I'm Not Yo Mamma
The accolades, just like the scrapes and bruises, fade in the end, and all you're left with is your ambition. (Nicole Krauss)
The following may offend. The offence is inadvertent however as what follows is my own views / beliefs / values. Because someone - athlete or coach - says or does it differently should not be construed as me suggesting they are wrong or I'm right. May be this will even provoke some heated debate. That is your right.
It's simply that I don't believe in using social media to applaud an athlete after every Ironman, 70.3, 51.5, ocean swim or training session, particularly in some thinly veiled way of promoting my own contribution to said performance.
I am a coach. More particularly I produce specific training programs for specific triathlon distances. I believe there are 3 qualities a coach brings to the athlete. Planning / Performance / Professionalism.
None of these 3 things require me to blow sunshine out of your arse via a stream of accolades or hashtags on social media. If you need some motivational pick me up, go and buy a kitten poster that says "hang in there baby". If you need your ego nurtured go talk to your mum. Or a shrink. Either way, that's not what I am about.
What I do and what I contribute to an athlete's performance on race day is just a very small part of the puzzle - I provide the map and am your tour guide but at the end of the day the experience you feel is entirely in your domain.
I recognise that my approach is influenced significantly by my passion for ironman. Remember I started my journey in 1993 - before iPhones, social media, Strava, even watt metres. For me, fronting up to the start line was a revered and humbling experience. It still is. I am often quite anxious and moved almost to tears. I know that there is no fait accompli in our sport.
Unfortunately, some of the crapola I read on social media makes me really think that some athletes approach finishing an Ironman (or other significant long race) as guaranteed from the time you click Enter. Accomplishment seems to be measured only against time / place / qualification. Anything less than a perfect outcome is seen as failure but worse it is someone / something else's fault.
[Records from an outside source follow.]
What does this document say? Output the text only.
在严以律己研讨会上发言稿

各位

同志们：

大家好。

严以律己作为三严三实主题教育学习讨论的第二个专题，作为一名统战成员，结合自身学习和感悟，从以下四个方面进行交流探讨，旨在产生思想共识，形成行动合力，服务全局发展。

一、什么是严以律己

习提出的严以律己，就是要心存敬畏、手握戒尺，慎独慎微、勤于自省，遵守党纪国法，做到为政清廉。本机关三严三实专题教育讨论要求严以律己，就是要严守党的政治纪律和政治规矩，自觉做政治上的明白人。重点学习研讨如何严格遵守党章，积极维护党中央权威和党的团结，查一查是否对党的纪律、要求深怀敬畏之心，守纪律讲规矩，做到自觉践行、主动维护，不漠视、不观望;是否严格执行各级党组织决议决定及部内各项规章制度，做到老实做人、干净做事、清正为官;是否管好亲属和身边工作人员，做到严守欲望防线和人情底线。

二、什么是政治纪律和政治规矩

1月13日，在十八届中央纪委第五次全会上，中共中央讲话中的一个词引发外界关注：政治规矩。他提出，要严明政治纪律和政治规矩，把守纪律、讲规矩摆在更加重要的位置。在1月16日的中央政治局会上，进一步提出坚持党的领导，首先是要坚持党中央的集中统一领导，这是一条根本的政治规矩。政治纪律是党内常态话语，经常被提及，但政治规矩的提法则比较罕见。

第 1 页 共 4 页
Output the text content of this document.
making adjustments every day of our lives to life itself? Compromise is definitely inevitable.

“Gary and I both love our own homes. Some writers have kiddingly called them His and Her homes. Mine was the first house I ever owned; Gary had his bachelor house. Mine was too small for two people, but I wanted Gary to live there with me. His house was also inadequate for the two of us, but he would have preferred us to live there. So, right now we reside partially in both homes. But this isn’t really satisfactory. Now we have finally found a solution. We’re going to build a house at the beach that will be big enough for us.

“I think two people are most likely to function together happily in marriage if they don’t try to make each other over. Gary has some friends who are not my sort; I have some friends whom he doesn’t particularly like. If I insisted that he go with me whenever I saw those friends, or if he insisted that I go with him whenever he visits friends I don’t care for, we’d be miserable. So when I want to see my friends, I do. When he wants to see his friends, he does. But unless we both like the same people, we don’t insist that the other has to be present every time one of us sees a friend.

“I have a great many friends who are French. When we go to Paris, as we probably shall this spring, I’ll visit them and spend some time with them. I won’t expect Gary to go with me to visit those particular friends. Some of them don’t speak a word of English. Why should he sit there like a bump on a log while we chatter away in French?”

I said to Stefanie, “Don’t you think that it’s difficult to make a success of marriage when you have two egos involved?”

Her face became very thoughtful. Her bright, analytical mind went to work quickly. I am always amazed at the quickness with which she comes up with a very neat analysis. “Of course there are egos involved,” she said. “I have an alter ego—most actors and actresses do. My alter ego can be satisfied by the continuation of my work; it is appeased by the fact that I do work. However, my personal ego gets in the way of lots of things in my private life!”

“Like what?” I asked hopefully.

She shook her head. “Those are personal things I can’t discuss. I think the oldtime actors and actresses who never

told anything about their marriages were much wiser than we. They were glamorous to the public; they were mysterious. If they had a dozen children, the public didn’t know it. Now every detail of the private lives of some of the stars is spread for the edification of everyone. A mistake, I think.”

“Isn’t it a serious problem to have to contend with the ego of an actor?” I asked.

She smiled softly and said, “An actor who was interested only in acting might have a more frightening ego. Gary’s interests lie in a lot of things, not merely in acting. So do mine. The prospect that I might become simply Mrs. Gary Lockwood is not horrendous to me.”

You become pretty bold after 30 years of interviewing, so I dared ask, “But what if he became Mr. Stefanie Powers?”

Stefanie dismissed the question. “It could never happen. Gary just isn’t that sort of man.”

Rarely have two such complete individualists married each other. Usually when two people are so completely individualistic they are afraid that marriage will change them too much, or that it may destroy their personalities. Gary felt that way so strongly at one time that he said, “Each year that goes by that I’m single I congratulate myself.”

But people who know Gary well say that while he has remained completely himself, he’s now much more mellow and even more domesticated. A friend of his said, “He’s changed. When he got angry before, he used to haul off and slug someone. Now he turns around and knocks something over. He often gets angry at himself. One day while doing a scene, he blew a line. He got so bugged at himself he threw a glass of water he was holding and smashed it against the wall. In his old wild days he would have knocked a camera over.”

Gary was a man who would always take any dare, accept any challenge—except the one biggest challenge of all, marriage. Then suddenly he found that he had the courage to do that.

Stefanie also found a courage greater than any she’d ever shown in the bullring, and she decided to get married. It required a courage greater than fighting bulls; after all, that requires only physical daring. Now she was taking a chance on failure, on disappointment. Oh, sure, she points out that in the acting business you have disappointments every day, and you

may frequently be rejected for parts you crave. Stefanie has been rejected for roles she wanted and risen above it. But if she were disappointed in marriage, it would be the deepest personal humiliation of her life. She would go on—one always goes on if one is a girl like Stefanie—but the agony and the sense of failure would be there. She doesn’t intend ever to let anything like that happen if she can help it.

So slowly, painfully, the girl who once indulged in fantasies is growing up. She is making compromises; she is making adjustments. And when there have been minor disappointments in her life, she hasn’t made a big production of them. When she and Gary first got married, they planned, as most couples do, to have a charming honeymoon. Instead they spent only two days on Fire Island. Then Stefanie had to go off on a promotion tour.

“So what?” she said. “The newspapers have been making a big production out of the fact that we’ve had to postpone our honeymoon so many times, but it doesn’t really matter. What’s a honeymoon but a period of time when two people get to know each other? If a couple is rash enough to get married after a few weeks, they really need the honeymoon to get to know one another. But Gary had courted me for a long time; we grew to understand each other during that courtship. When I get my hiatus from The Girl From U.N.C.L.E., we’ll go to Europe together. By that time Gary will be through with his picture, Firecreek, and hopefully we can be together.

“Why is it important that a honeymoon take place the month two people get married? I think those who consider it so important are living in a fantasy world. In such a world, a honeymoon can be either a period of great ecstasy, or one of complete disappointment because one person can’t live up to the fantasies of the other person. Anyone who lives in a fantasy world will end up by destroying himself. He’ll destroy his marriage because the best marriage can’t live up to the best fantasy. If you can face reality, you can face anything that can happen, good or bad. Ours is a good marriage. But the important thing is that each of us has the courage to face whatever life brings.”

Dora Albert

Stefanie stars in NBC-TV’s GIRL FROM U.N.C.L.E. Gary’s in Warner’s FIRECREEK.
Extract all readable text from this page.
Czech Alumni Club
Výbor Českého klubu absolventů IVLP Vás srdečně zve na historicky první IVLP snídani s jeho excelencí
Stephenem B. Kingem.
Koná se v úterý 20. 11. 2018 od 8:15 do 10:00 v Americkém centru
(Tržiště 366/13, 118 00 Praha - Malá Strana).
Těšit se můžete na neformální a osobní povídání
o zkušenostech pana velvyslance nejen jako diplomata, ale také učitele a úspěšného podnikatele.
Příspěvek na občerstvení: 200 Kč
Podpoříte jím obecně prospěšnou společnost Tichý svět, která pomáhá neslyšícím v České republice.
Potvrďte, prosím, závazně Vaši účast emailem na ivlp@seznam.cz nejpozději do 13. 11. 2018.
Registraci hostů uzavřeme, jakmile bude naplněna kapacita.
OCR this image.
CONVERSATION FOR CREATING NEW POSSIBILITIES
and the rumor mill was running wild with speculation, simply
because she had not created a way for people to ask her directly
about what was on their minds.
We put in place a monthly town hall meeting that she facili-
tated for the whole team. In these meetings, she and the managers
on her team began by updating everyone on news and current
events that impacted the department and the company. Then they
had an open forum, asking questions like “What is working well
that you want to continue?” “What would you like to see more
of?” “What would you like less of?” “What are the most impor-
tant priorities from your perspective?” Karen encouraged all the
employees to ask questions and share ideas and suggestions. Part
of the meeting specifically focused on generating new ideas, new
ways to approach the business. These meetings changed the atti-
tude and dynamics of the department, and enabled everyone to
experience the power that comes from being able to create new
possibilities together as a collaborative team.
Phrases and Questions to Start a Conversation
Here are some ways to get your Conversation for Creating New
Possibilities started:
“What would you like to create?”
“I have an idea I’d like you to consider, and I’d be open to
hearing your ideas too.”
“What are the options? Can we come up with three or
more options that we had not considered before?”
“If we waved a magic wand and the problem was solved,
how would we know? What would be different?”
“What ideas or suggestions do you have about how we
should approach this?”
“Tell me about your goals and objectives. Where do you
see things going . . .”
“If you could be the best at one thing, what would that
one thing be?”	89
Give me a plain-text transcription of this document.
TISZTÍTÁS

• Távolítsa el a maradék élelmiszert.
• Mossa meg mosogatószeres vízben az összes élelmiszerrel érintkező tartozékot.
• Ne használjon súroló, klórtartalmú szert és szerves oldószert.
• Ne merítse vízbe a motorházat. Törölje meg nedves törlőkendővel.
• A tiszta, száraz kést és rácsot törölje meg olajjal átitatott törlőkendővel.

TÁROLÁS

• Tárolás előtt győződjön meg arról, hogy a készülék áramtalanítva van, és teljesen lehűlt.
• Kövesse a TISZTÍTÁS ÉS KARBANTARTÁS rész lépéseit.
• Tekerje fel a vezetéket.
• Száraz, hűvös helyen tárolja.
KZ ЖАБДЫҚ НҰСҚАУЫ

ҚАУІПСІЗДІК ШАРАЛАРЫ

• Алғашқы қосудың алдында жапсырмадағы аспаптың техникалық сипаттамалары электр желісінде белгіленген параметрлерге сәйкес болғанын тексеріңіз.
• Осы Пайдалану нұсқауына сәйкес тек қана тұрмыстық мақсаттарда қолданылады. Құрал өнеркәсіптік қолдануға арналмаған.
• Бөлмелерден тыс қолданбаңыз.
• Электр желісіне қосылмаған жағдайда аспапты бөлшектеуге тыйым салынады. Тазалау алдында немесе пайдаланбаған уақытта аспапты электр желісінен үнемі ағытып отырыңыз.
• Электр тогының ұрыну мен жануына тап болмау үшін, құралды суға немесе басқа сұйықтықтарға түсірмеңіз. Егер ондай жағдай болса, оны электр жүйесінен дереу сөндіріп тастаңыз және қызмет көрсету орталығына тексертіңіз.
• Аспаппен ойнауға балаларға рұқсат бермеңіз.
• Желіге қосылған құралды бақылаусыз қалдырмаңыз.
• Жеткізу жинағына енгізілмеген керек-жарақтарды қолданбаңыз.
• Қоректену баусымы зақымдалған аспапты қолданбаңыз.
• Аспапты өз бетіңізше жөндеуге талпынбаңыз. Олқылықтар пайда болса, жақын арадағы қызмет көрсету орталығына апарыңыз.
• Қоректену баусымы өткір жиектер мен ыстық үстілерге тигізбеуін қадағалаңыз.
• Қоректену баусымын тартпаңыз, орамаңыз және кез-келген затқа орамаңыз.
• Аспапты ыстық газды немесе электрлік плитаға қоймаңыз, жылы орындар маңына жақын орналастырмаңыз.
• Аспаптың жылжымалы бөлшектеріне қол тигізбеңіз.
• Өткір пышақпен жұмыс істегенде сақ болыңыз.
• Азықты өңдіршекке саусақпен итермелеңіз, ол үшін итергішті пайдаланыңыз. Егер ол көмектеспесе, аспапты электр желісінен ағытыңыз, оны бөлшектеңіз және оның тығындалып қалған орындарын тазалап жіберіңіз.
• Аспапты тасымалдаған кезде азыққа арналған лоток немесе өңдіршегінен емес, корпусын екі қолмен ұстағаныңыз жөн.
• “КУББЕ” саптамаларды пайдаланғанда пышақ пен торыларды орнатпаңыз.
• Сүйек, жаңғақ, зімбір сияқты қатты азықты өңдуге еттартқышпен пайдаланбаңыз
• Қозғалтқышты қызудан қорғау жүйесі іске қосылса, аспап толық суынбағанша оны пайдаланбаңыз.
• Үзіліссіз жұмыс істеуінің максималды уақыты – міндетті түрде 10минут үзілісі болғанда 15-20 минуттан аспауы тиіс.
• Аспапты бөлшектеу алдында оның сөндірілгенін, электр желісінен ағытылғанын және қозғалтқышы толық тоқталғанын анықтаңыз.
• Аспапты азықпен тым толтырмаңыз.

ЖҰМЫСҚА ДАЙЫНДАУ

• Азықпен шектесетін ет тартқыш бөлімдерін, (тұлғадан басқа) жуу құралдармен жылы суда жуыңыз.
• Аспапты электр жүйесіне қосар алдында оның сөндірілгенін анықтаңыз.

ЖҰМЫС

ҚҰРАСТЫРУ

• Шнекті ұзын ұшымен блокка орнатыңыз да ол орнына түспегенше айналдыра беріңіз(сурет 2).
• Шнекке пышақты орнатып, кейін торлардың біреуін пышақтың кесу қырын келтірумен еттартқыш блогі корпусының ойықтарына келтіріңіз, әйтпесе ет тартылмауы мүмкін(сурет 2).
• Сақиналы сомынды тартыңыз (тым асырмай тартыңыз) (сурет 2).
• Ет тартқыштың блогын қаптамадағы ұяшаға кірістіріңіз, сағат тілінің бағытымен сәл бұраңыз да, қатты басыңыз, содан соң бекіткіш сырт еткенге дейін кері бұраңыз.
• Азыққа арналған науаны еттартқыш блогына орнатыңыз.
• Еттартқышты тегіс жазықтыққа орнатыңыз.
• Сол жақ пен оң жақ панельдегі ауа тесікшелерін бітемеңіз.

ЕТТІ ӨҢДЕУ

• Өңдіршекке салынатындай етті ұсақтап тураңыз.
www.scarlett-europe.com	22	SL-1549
Psychiatrists call this an external loci of control. In my words it's a failure to take responsibility for the process of training and racing.
I've seen a lot of athletes come and go in our sport. The true journeyman gets it. Consistently pursuing an ideology that you are only limited by the limits you place upon yourself makes it difficult to understand the mindset of some athletes (and coaches). I call them sparklers. They burn bright and strong for a short period and then disappear. They burn up everyone else's oxygen. Usually if you get too close you get burned. Permanent scarring - to those around - sometimes occurs.
This doesn't mean you are just abandoned by me figuratively left to sink or swim but realise that how you execute your program is a matter for you. The outcome you obtain can only be measured against your own value system - not mine and certainly not social media sites. The outcome is out of my control. The outcome is your responsibility.
Ferrosapien Sports will help you reach your goals and be there if you fail. Whatever the outcome we / I am proud that you have taken on such an enormous event and that we / I could be a part of that journey. Nothing on (or not on) social media will change that.